Devrinin Molla Said’i ve daha sonra Bediüzzaman olarak şöhret bulan Said-i Nursi ise: “Eşkiyâlık ve husûmet derdiyle mültehap bulunan o vücuda, iltihâbı tezyid eden Hamidîlik icrâ etmek ve ilâ âhir, acaba tedâvi mi, yoksa tesmîm midir, melekü’l-mevte yardım etmek midir?” diyerek Abdülhamid han taraftarlarını Azrail’e yardım etmekle itham ediyordu. Hatta ona göre, bu pis istibdatı insanlar hayvanlıktan çıkıp geldiği vakit, nasılsa bunu da beraber getirmiştir.(Münazarat s.37)
İlginç olan ise Abdülhamid Han’a düşmanlık edenlerin tamamı ya Ermeni, Yahudi, Yunan, Fransız; ya da yerli aydınların olması. Temiz Anadolu insanı ise her zaman, Hakan Halifeye karşı hep edepli ve saygılı olmuştur. Türk aydınları, Tanzimat’tan bu yana halkın gönlünde yer eden bütün devlet adamlarına, ne hikmetse, ölesiye düşman olmuşlardır. Hatta kimini öldürmüş, kimini de süründürmüşler, yine de kin ve nefretleri son bulmamıştır.
Bazı çok bilmişler de, Abdülhamid devrinde kaybedilen topraklarımızı, Abdülhamid’in kaybettiği topraklar olarak anlatarak, sultanı lekelemeye çalışmaktadırlar.
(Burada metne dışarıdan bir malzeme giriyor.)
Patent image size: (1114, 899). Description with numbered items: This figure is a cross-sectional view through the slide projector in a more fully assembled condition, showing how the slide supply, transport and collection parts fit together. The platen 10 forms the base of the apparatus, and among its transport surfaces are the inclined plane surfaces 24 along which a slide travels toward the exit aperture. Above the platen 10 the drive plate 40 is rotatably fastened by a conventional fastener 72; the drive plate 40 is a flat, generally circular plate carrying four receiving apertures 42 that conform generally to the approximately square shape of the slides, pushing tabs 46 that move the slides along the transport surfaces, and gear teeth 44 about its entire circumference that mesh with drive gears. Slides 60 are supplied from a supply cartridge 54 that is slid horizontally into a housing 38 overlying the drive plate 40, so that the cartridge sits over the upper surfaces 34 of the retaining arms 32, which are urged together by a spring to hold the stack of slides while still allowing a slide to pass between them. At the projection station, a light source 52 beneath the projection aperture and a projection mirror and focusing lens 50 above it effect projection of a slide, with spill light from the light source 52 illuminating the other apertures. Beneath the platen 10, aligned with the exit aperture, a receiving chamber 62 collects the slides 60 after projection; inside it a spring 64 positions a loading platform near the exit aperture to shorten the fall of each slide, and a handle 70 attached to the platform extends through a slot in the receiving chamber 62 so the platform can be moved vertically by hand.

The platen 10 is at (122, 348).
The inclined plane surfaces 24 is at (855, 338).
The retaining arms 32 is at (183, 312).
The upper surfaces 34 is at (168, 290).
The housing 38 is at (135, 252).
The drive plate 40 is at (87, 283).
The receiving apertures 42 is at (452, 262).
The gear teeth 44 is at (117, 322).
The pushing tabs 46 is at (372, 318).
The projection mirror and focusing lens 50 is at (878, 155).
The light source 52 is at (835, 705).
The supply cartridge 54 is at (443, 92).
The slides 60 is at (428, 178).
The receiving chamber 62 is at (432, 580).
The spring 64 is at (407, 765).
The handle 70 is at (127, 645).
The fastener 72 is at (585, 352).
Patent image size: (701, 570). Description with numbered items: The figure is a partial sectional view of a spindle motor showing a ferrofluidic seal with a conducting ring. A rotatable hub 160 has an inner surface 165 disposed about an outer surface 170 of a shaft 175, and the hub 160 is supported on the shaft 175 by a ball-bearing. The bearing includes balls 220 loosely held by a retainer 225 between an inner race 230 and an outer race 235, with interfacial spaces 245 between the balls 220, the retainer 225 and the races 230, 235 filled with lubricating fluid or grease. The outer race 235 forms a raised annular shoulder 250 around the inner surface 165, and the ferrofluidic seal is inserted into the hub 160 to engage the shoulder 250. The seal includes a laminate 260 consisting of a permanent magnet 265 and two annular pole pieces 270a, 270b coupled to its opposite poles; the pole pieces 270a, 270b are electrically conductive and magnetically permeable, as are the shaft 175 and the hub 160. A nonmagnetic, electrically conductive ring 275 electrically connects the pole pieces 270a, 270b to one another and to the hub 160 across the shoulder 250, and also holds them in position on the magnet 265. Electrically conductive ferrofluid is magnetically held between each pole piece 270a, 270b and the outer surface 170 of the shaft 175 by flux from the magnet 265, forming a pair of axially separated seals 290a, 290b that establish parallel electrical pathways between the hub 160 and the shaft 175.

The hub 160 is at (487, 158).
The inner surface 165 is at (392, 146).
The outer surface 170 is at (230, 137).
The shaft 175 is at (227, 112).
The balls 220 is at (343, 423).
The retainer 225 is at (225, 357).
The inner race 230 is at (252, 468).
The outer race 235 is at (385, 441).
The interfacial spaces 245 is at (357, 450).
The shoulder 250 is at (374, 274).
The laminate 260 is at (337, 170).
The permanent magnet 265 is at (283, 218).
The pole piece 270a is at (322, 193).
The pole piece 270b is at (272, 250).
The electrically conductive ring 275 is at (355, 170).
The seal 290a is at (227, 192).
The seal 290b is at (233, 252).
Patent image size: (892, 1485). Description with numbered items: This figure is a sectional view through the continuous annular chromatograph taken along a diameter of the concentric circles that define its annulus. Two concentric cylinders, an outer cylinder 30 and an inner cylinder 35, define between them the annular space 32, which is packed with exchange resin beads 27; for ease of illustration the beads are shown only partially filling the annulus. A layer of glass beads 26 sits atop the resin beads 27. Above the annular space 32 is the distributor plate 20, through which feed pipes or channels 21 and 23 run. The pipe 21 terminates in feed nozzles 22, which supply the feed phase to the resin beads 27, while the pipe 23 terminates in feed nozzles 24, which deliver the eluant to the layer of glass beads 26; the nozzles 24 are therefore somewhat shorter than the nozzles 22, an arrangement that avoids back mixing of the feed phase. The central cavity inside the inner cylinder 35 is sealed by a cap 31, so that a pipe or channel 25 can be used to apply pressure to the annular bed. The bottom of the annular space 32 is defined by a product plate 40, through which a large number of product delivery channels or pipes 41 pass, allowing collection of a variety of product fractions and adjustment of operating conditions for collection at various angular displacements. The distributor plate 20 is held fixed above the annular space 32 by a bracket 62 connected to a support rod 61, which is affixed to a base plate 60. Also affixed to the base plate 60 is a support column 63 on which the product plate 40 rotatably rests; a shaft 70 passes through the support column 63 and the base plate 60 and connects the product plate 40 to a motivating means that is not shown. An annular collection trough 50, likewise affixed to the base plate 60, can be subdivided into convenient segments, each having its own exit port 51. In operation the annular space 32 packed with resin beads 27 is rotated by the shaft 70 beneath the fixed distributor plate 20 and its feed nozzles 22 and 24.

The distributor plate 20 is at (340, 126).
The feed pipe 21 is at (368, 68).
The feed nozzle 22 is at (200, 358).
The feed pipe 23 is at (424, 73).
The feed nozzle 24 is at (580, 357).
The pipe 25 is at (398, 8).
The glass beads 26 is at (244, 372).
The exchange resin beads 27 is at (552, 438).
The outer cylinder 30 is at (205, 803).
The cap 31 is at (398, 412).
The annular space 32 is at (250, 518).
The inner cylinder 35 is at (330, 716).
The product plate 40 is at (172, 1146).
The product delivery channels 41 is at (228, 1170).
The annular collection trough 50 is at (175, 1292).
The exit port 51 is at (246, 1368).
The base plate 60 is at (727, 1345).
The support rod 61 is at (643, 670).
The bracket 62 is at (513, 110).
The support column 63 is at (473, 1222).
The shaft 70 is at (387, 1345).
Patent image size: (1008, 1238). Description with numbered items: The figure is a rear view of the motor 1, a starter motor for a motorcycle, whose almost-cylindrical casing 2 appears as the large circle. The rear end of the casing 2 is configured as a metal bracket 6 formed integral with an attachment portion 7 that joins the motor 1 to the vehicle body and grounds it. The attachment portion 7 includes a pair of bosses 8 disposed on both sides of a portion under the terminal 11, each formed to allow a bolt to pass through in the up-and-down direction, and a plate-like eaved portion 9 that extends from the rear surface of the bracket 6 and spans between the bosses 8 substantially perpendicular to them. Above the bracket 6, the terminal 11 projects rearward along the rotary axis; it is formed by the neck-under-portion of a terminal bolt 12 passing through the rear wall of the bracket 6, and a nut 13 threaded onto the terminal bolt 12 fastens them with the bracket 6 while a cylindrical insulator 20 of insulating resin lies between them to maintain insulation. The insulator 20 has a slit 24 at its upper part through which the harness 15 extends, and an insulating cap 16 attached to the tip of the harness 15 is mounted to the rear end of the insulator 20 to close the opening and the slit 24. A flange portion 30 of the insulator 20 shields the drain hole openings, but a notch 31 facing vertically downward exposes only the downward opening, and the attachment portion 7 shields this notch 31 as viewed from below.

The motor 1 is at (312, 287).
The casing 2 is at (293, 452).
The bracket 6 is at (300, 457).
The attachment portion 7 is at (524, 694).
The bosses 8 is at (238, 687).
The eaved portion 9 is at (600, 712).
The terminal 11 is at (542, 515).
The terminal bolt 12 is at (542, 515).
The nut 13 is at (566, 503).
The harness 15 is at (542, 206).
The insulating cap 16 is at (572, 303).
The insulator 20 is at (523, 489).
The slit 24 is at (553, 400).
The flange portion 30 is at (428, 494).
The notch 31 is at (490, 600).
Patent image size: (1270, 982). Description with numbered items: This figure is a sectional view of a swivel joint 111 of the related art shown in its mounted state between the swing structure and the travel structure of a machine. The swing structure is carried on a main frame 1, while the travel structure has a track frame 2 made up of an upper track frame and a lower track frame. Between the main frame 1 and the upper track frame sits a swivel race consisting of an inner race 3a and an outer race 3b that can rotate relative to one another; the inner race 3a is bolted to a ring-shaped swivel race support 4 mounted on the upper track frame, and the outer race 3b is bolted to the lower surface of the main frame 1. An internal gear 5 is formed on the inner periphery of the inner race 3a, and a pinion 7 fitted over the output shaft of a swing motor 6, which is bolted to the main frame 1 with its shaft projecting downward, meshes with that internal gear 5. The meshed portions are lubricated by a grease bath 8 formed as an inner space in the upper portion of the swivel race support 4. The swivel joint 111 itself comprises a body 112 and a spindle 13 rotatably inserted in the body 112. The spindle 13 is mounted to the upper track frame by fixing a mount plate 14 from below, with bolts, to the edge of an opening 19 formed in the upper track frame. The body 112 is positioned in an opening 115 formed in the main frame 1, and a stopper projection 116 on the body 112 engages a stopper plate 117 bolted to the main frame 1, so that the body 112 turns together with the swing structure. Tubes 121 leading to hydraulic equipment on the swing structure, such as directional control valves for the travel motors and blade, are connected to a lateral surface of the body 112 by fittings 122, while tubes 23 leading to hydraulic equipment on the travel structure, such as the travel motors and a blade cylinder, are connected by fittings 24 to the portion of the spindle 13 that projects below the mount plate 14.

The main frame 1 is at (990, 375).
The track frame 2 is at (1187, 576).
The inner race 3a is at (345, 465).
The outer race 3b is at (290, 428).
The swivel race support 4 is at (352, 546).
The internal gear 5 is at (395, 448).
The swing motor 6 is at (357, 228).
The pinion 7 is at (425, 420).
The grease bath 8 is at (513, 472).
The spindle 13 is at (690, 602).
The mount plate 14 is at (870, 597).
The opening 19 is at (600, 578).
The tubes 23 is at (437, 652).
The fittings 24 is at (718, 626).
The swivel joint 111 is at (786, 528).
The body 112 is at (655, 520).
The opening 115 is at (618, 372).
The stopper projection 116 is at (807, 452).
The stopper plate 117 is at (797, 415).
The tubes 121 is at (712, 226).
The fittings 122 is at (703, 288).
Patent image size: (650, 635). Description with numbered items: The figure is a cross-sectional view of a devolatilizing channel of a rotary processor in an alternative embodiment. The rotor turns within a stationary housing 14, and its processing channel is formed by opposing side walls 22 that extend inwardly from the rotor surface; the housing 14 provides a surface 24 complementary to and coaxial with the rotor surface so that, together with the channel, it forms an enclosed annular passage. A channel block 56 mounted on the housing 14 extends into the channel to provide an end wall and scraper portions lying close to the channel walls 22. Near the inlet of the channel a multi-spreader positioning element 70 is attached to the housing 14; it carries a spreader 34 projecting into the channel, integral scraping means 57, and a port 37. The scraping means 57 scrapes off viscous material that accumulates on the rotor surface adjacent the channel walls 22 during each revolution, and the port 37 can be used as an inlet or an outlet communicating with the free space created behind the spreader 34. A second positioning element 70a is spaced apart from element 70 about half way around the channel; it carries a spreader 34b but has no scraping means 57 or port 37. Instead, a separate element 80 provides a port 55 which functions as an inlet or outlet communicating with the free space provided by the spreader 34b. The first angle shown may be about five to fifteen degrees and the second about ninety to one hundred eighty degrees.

Malum Abdülhamid han darbeciler tarafından şartlı olarak başa getirilmiştir. Mesela Meclis-i Mebusan’ı kapattığı için tenkit edilirken, aynı meclisi açtığı için takdir edilmez. Çünkü meclisi açmak istemediği, darbeciler tarafından meclisi açma şartıyla tahta getirildiği, ilk fırsatta da kapattığı anlatılır. 2. Abdülhamid devri toprak kayıplarından padişahı sorumlu tutmak, 28 Şubat döneminde uygulanan baş örtüsü yasağından dönemin başbakanı rahmetli Necmettin Erbakan’ı sorumlu tutmakla eş değerdir.
Türkiye Cumhuriyeti’nin kurucusu olan Mustafa Kemal Atatürk: “O şartlardaki bir devlete göre Abdülhamid’in idare tarzı, azami müsamahadır.(büyük bir hoş görü)dür.” demiştir. Yazımızı Abdülhamid Han’ın tahttan indirilmesine öncülük eden darbeciler arasında yer alan şair Rıza Tevfik Bölükbaşı’nın bir dörtlüğüyle bitirelim.
“Tarihler ismini andığı zaman
Sana hak verecek ey koca sultan
Bizdik utanmadan iftira atan
Asrın en siyasi padişahına”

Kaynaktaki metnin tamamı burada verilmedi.